Campus Dining first in state to use only cage-free eggs
Apr 15, 2010
At 7:30 a.m. Monday, Grand Valley State University’s Fresh Food Company cracked open its very first cage-free egg. By the fall 2010 semester, GVSU will be the first university in Michigan to use only cage-free eggs in its on-campus dining facilities.
The Humane Society of GVSU had lobbied Campus Dining to make the switch to cage-free eggs since September 2009 and launched a campus-wide petition in February of this year.
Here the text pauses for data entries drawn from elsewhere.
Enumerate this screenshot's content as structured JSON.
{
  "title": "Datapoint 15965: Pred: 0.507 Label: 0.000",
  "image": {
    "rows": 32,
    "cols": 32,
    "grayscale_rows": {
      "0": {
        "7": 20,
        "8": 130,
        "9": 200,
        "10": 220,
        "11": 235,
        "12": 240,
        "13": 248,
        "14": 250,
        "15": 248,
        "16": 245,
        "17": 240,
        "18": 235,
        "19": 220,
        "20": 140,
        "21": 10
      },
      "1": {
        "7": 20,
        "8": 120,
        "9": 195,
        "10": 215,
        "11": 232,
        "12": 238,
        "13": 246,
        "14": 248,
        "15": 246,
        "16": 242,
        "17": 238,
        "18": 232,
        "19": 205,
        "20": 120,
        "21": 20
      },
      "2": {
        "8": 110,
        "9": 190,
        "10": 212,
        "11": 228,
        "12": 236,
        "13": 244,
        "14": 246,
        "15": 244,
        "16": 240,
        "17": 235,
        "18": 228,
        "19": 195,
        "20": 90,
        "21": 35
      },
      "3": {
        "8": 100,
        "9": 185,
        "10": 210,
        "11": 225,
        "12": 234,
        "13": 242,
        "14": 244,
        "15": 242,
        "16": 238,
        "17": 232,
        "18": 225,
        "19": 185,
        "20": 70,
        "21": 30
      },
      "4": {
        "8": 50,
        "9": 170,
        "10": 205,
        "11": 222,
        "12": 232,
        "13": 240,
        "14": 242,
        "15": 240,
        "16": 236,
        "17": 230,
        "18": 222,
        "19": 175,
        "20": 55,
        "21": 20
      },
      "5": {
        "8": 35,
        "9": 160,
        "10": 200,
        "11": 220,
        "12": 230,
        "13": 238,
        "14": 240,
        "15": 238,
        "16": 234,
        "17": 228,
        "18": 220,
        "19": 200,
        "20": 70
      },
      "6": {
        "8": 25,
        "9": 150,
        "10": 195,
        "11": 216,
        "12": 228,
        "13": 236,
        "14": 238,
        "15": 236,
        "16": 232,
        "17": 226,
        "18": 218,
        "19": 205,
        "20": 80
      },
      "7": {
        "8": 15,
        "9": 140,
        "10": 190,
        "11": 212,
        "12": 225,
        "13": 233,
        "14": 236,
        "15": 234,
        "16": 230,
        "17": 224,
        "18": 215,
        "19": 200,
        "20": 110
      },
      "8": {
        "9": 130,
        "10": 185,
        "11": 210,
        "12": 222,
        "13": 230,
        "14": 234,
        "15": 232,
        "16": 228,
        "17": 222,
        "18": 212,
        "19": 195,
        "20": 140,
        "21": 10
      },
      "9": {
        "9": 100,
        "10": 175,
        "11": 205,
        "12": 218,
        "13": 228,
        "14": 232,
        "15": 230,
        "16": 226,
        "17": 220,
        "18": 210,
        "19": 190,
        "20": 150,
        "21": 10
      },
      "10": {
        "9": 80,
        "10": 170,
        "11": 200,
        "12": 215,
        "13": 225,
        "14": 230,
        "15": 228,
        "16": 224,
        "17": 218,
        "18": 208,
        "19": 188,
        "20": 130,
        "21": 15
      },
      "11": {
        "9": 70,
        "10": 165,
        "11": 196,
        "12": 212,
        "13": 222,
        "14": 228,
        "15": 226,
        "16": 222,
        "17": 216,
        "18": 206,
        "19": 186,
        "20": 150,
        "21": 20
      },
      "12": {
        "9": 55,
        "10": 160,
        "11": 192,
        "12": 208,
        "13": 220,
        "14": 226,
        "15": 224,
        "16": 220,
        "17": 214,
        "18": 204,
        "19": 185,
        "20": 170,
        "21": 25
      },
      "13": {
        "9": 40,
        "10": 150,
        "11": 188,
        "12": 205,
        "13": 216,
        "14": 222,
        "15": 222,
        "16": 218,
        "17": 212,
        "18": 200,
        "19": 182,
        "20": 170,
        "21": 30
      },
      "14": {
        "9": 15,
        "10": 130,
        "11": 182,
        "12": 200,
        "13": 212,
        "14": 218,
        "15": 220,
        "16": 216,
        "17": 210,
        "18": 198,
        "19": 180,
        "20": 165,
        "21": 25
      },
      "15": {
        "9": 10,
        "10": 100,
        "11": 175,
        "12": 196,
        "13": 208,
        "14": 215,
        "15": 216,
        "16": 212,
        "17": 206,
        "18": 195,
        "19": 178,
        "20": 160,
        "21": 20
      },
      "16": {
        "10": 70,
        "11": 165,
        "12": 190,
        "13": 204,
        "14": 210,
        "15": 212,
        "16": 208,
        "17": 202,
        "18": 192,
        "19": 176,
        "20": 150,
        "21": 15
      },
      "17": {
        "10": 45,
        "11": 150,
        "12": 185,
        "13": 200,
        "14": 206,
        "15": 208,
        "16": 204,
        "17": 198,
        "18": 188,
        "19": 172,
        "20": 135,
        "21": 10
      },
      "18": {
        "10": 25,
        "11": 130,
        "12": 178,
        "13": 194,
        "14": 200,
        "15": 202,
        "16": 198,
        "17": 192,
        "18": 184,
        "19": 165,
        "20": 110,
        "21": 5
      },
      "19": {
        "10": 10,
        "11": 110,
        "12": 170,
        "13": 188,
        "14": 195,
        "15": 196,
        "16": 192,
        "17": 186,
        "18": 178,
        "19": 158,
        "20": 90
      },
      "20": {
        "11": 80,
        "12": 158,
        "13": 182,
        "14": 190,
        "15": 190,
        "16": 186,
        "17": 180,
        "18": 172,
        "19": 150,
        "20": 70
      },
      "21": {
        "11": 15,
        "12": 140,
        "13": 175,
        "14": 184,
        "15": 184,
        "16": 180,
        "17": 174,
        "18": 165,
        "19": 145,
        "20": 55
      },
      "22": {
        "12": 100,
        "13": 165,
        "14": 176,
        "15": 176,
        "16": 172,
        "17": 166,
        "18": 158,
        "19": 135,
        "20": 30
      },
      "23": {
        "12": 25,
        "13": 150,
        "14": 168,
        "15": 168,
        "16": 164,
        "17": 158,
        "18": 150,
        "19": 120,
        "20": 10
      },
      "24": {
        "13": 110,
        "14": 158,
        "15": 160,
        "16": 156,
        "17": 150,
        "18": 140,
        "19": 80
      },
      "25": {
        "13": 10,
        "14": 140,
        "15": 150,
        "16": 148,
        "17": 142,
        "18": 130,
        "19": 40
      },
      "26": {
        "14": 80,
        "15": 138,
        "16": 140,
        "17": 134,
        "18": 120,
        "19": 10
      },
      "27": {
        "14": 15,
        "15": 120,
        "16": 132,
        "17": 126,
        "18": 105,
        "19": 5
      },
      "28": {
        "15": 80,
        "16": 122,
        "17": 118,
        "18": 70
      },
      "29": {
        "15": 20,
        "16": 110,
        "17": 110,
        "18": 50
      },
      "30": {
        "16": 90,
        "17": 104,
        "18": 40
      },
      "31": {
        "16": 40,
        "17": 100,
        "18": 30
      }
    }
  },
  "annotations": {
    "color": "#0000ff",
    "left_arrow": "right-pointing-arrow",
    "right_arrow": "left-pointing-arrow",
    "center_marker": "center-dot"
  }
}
Free-range and other cage-free barn systems vary widely in design and state-by-state requirements but generally allow birds to move about more freely than with traditional battery caging systems. Free-range hens live outdoors or have outdoor access, while barn system hens are provided with nest boxes and litter or sand for foraging, dustbathing and scratching.
Marketing manager for Campus Dining Deb Rambadt said dining recently committed to using cage-free eggs following a HSGVSU presentation at a March 30 management meeting.
“The Campus Dining management team looked into local, sustainable resources, cost differences and social concerns,” Rambadt said. “…The group openly discussed the opportunity. The decision to switch to cage-free eggs was made at that time.”
Rambadt added Fresh Food Company has already begun using cage-free eggs, while the remaining dining centers will follow shortly.
“Campus Dining is planning a full implementation of cage-free eggs beginning fall 2010 to coincide with the opening of the new academic year,” she said.
Rambadt added Campus Dining will continue using its current egg supplier, Aramark, to purchase the cage-free eggs, which cost approximately three times the price of the regular eggs the university currently purchases.
HSGVSU President Lena Spadacene said the prospect of being the first completely cage-free university in Michigan was a key motivator in dining’s decision.
“Some universities had been considering it but hadn’t gone 100 percent cage-free yet,” she said. “So that seemed to be a huge incentive was for Grand Valley to be the first one.”
Spadacene said the next step for HSGVSU and dining will be obtaining the eggs in the most environmentally friendly way possible.
“We’re also looking to get cage-free eggs within 150 food miles, so we’re really trying to double the sustainability aspect of it,” she said. “Not only would we be able to get cage-free eggs that would be from a more sustainable method of farming, but we’d also be able to cut down on gas when it comes to the price and we’d also be able to cut down on the pollution that it takes to ship the product to our university … No matter what sector of an institution, there’s always ways to be more sustainable and more humane.”
Spadacene said she believes the move to cage-free eggs has been a huge step forward for GVSU and a “big win” from the humanity aspect as well as the sustainability aspect.
“So we’re going to take some time to really congratulate Grand Valley on this decision and support them in this transition,” Spadacene said. “Then we look forward to working with them in the future on exploring any other options out there.”